Paper long abstract:
Since the 1990s, India has experienced radical changes due to economic liberalization and political decentralization; correspondingly, new kinds of social spaces, which cut across communities—caste, religion, language, etc.—have emerged. "Civil society" consisting of the urban middle-class is one such social space. This paper illustrates the characteristics of the new activism of this civil society and examines how it uses and influences the notion of trustworthiness. One of the main objectives of the new civil society movements is to "recover" the city's public spaces and "protect" them from the "encroachments" of slum dwellers and hawkers. Scholars have attributed the activists' orientation toward a "world-class" aesthetics to India's neoliberal turn and the rise of a new middle class. This explanation, however, overlooks the formation process of this new activism, missing continuities in its credible ideas and forms, differences among them, and their circulation. "Apolitical" civil society activists claiming to represent "citizens" and a "vote-bank politics" discourse have challenged trust in traditional and allegedly outmoded party-based politicians claiming to represent communities.
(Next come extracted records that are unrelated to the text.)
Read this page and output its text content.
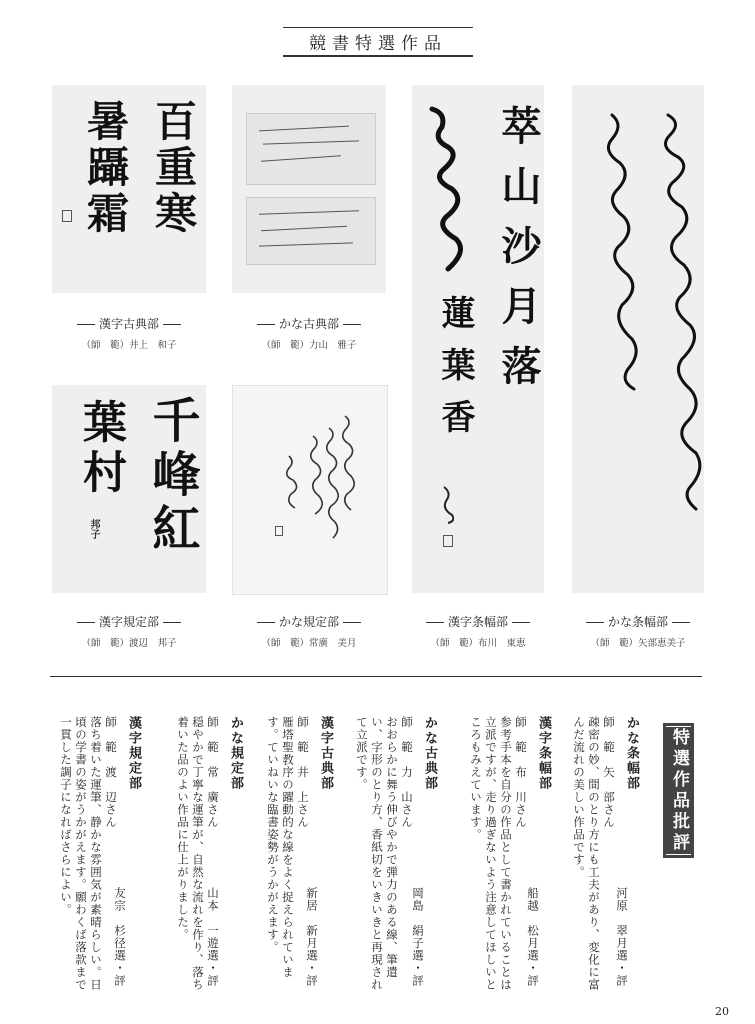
競書特選作品
百重寒
暑躡霜
漢字古典部
（師　範）井上　和子
かな古典部
（師　範）力山　雅子	萃山沙月落
蓮葉香
漢字条幅部
（師　範）布川　東恵
かな条幅部
（師　範）矢部恵美子
千峰紅
葉村
邦子
漢字規定部
（師　範）渡辺　邦子
かな規定部
（師　範）常廣　美月
特選作品批評
かな条幅部
師　範　矢　部さん
疎密の妙、間のとり方にも工夫があり、変化に富
んだ流れの美しい作品です。
河原　翠月選・評
漢字条幅部
師　範　布　川さん
参考手本を自分の作品として書かれていることは
立派ですが、走り過ぎないよう注意してほしいと
ころもみえています。
船越　松月選・評
かな古典部
師　範　力　山さん
おおらかに舞う伸びやかで弾力のある線、筆遣
い、字形のとり方、香紙切をいきいきと再現され
て立派です。
岡島　絹子選・評
漢字古典部
師　範　井　上さん
雁塔聖教序の躍動的な線をよく捉えられていま
す。ていねいな臨書姿勢がうかがえます。 新居　新月選・評
かな規定部
師　範　常　廣さん
穏やかで丁寧な運筆が、自然な流れを作り、落ち
着いた品のよい作品に仕上がりました。 山本　一遊選・評
漢字規定部
師　範　渡　辺さん
落ち着いた運筆、静かな雰囲気が素晴らしい。日
頃の学書の姿がうかがえます。願わくば落款まで
一貫した調子になればさらによい。
友宗　杉径選・評
20
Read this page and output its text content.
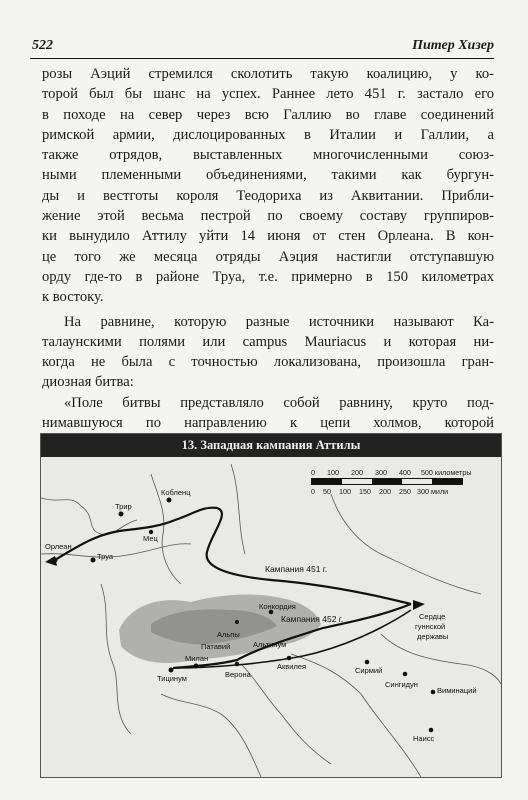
522	Питер Хизер

розы Аэций стремился сколотить такую коалицию, у ко-

торой был бы шанс на успех. Раннее лето 451 г. застало его

в походе на север через всю Галлию во главе соединений

римской армии, дислоцированных в Италии и Галлии, а

также отрядов, выставленных многочисленными союз-

ными племенными объединениями, такими как бургун-

ды и вестготы короля Теодориха из Аквитании. Прибли-

жение этой весьма пестрой по своему составу группиров-

ки вынудило Аттилу уйти 14 июня от стен Орлеана. В кон-

це того же месяца отряды Аэция настигли отступавшую

орду где-то в районе Труа, т.е. примерно в 150 километрах

к востоку.

На равнине, которую разные источники называют Ка-

талаунскими полями или campus Mauriacus и которая ни-

когда не была с точностью локализована, произошла гран-

диозная битва:

«Поле битвы представляло собой равнину, круто под-

нимавшуюся по направлению к цепи холмов, которой

13. Западная кампания Аттилы
0 100 200 300 400 500 километры
0 50 100 150 200 250 300 мили
Кобленц
Трир
Мец
Орлеан
Труа
Кампания 451 г.
Кампания 452 г.	Сердце
гуннской
державы
Тицинум
Милан
Верона
Аквилея	Сирмий
Сингидун
Виминаций
Наисс
Альпы
Конкордия
Патавий	Альтинум
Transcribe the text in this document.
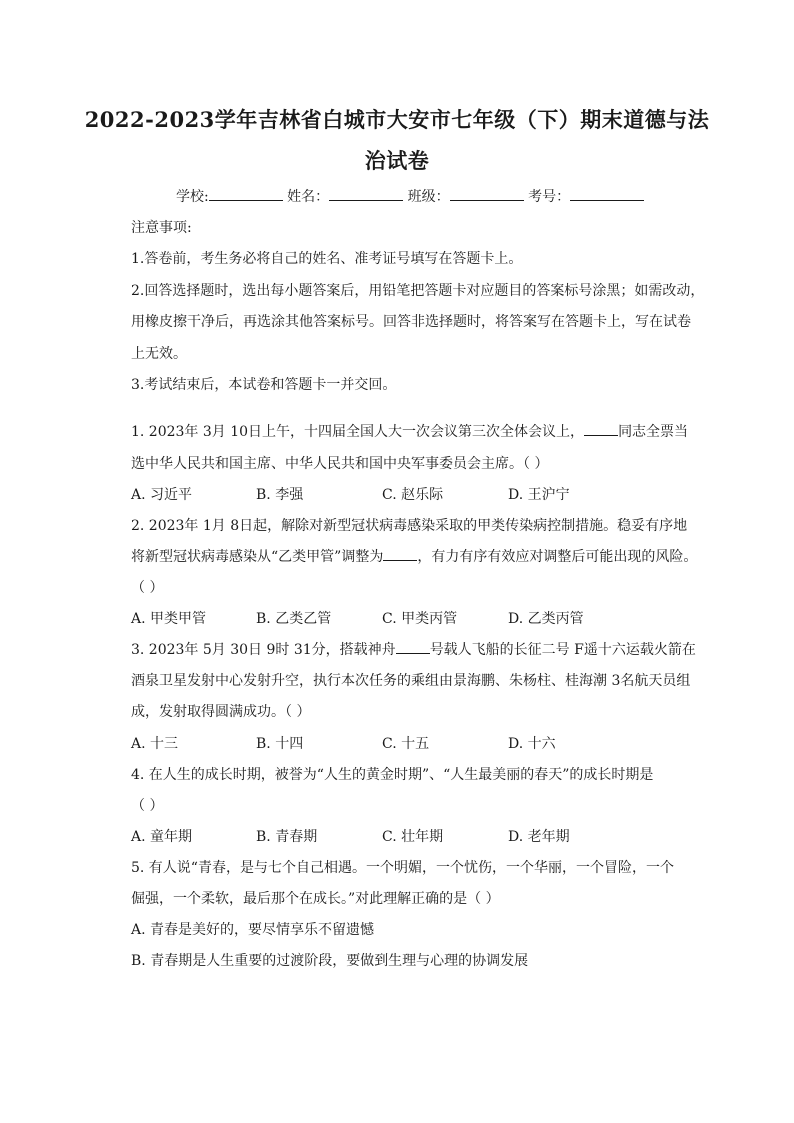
2022-2023学年吉林省白城市大安市七年级（下）期末道德与法
治试卷
学校:	姓名：	班级：	考号：
注意事项:
1.答卷前，考生务必将自己的姓名、准考证号填写在答题卡上。
2.回答选择题时，选出每小题答案后，用铅笔把答题卡对应题目的答案标号涂黑；如需改动，
用橡皮擦干净后，再选涂其他答案标号。回答非选择题时，将答案写在答题卡上，写在试卷
上无效。
3.考试结束后，本试卷和答题卡一并交回。
1. 2023年 3月 10日上午，十四届全国人大一次会议第三次全体会议上， 同志全票当
选中华人民共和国主席、中华人民共和国中央军事委员会主席。（ ）
A. 习近平	B. 李强	C. 赵乐际	D. 王沪宁
2. 2023年 1月 8日起，解除对新型冠状病毒感染采取的甲类传染病控制措施。稳妥有序地
将新型冠状病毒感染从“乙类甲管”调整为 ，有力有序有效应对调整后可能出现的风险。
（ ）
A. 甲类甲管	B. 乙类乙管	C. 甲类丙管	D. 乙类丙管
3. 2023年 5月 30日 9时 31分，搭载神舟 号载人飞船的长征二号 F遥十六运载火箭在
酒泉卫星发射中心发射升空，执行本次任务的乘组由景海鹏、朱杨柱、桂海潮 3名航天员组
成，发射取得圆满成功。（ ）
A. 十三	B. 十四	C. 十五	D. 十六
4. 在人生的成长时期，被誉为“人生的黄金时期”、“人生最美丽的春天”的成长时期是
（ ）
A. 童年期	B. 青春期	C. 壮年期	D. 老年期
5. 有人说“青春，是与七个自己相遇。一个明媚，一个忧伤，一个华丽，一个冒险，一个
倔强，一个柔软，最后那个在成长。”对此理解正确的是（ ）
A. 青春是美好的，要尽情享乐不留遗憾
B. 青春期是人生重要的过渡阶段，要做到生理与心理的协调发展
In actual campaigns and activities, despite their explicit differentiation from "politics," civil society actors use Enlightenment ideas, forms, and methods borrowed from various realms, including the political. This paper explores how these activists develop and maintain trust in their own social efficacy. When community and political solidarity are seen as inadequate, what inspires the trust that underlies their activism? The generation of a new social reality can be seen with this quandary in civil society campaigns.